Sometimes I pick up a book because I like the title. Sometimes it's because I love the author. Sometimes the book's been recommended to me and sometimes, it's just because the cover art is cute. That was, I have to admit, a heavily weighted reason I picked up The Gospel According to Drew Barrymore. Written by Pippa Wright, it's a pretty fun read. It follows the friendship of Esther and Laura who, over the years and the many dramas that arise in between, rely on Drew Barrymore to get them through. Despite the very public problems the real Drew Barrymore suffered (all of which still completely sadden me) it is the fact that she survived and then thrived that Esther and Laura use as their life propellers. If Drew can get through, so can you. New motto, anyone?

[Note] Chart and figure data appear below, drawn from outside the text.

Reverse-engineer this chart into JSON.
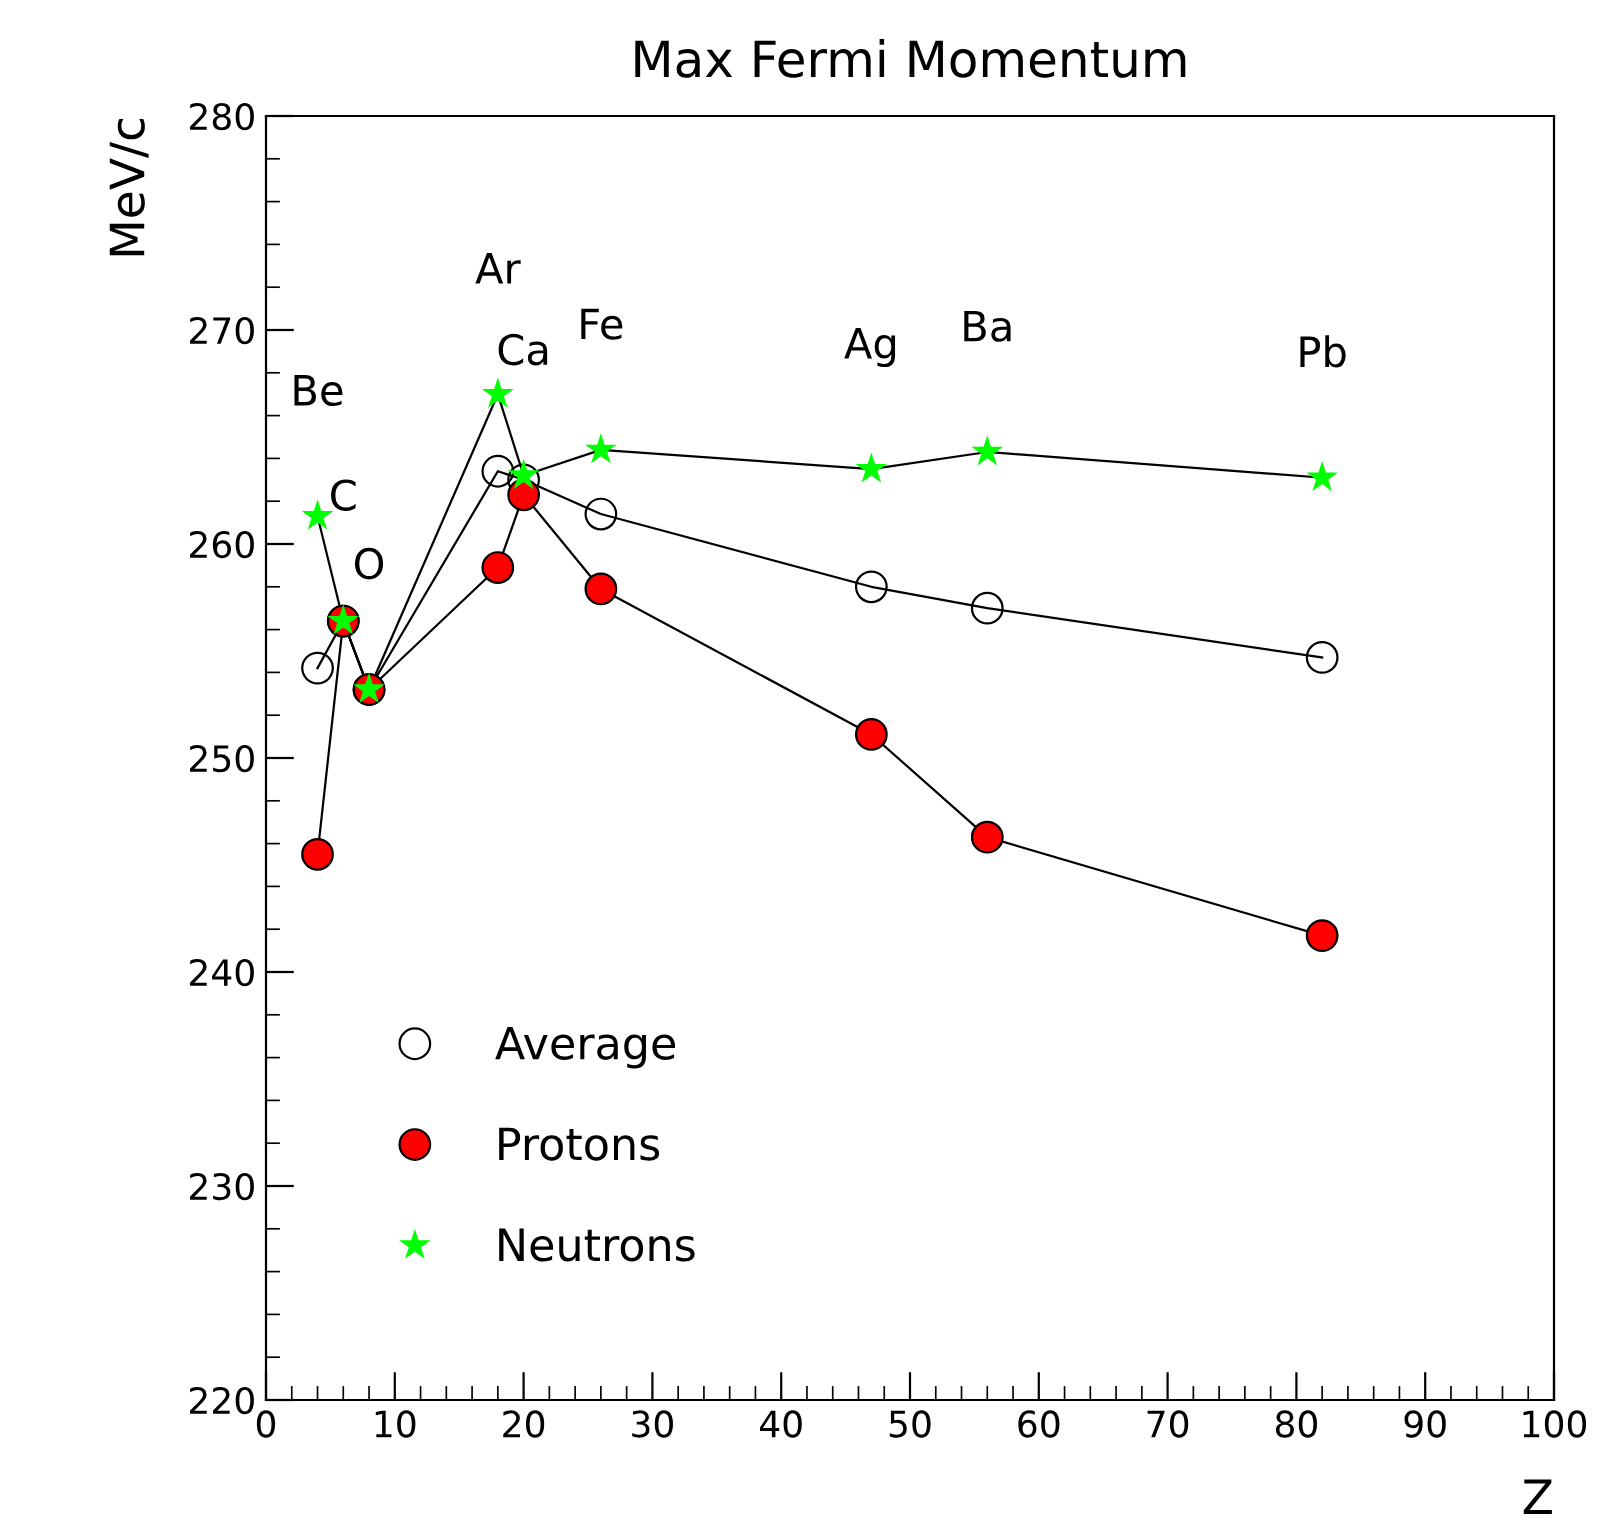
{
  "chart_data": {
    "type": "line",
    "title": "Max Fermi Momentum",
    "xlabel": "Z",
    "ylabel": "MeV/c",
    "x": [
      4,
      6,
      8,
      18,
      20,
      26,
      47,
      56,
      82
    ],
    "series": [
      {
        "name": "Average",
        "color": "#000000",
        "marker": "circle",
        "values": [
          254.2,
          256.4,
          253.2,
          263.4,
          263.0,
          261.4,
          258.0,
          257.0,
          254.7
        ]
      },
      {
        "name": "Protons",
        "color": "#ff0000",
        "marker": "circle",
        "values": [
          245.5,
          256.4,
          253.2,
          258.9,
          262.3,
          257.9,
          251.1,
          246.3,
          241.7
        ]
      },
      {
        "name": "Neutrons",
        "color": "#00ff00",
        "marker": "star",
        "values": [
          261.3,
          256.4,
          253.2,
          267.0,
          263.2,
          264.4,
          263.5,
          264.3,
          263.1
        ]
      }
    ],
    "annotations": [
      "Be",
      "C",
      "O",
      "Ar",
      "Ca",
      "Fe",
      "Ag",
      "Ba",
      "Pb"
    ],
    "xlim": [
      0,
      100
    ],
    "ylim": [
      220,
      280
    ],
    "xticks": [
      0,
      10,
      20,
      30,
      40,
      50,
      60,
      70,
      80,
      90,
      100
    ],
    "yticks": [
      220,
      230,
      240,
      250,
      260,
      270,
      280
    ],
    "grid": false,
    "legend": "bottom left",
    "line_style": "solid"
  }
}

I liked that this was a book about female friendship. It felt like real friendship, that had mini ups and downs and periods of non-contact because sometimes life happens, it gets in the way. It also explored what I feel are very valid worries that if you met today, as you are now, would you still become friends? How does friendship survive when so many other factors require you to change. That was one of the saddest admissions in the book; when Esther openly admits that Laura's no longer the front and centre force in her life. With Esther having a husband and a baby, her priorities have shifted. But when two friends are on different life journeys, how do you adjust to no longer having the support you've always relied on? That's mostly Laura's problem, I feel. She has relied on Esther for most of her life. That's neither a wholly good or wholly bad thing. But when Esther becomes, for want of a better word, unavailable, Laura is left to make more bad decisions. Not to spoil the book, but she makes more than a few. 

The book splits between the present, which is around late autumn in 2013, and the past. The chapters from the past usually start with a Drew related quote, which is a fun little insert. And quite necessary really, considering the book's title. Starting with the moment the two became friends all the way through gross adolescent parties and uncomfortable career decisions. Esther, unkindly nicknamed Fat Fester at school, suffered terribly from self esteem issues, always comparing herself to the slimmer, cooler Laura. There's a simmer of resentment that I feel can often be present between girls, that comes and goes but is rarely completely unavoidable. Wright really writes women well I think (well, with the exception of Sophie, Esther's younger sister. I get she isn't really part of the story at all, but still, I don't know why she was introduced at all since she never really felt 3D to me). With the chapters in the present coming from Esther's first person perspective, we to see a whole spectrum of emotions that makes Esther feel very relatable. With Laura, we see her mostly through Esther's eyes, at least in the present, making her seem detached almost. Which she is, considering Esther finds herself leaving her baby at home to fly out to San Francisco, all to try and find an absconded Laura. Part of me really liked the way Esther was written as struggling to leave her new baby, one she had tried unsuccessfully to have for years. but part of me also felt she was a little too ready to blame Laura for all the new mother guilt she was buckling under. I think if we had read in prose, about Esther's succession of miscarriages, then maybe I would have felt differently. I found the email interchange, whilst very topical, to be a bit jarring. I loved Wright's prose and raced through all the other chapters but the series of emails diluted the end of the novel for me. It felt a little like Esther suffered a lot in her younger years but then found a guy she really liked, had a son she loves more than anything and has a job she's passionate about. In other words, she suffered but came out successful, like the opposite of divine retribution. But perhaps I'm being too critical of a character who does, let's be honest, have a lot on her plate. Not as much as Laura, but really, should we compare? Pain is pain, fear is fear. How you experience it is sometimes entirely unique. 

The end of the book is cute. Almost predictable but it also feels like a full circle has been drawn in the sand. I did actually enjoy it a lot; it was an easy read because the characters felt complex and of this time, too. Emails, Facetiming, everything that friends do now. And of course using a celebrity to somehow pave the way forward. I, for one, am definitely guilty of that. So if  you like books about the influence of famous people and, more importantly, books about the complexities of female friendship, give The Gospel According to Drew Barrymore a go.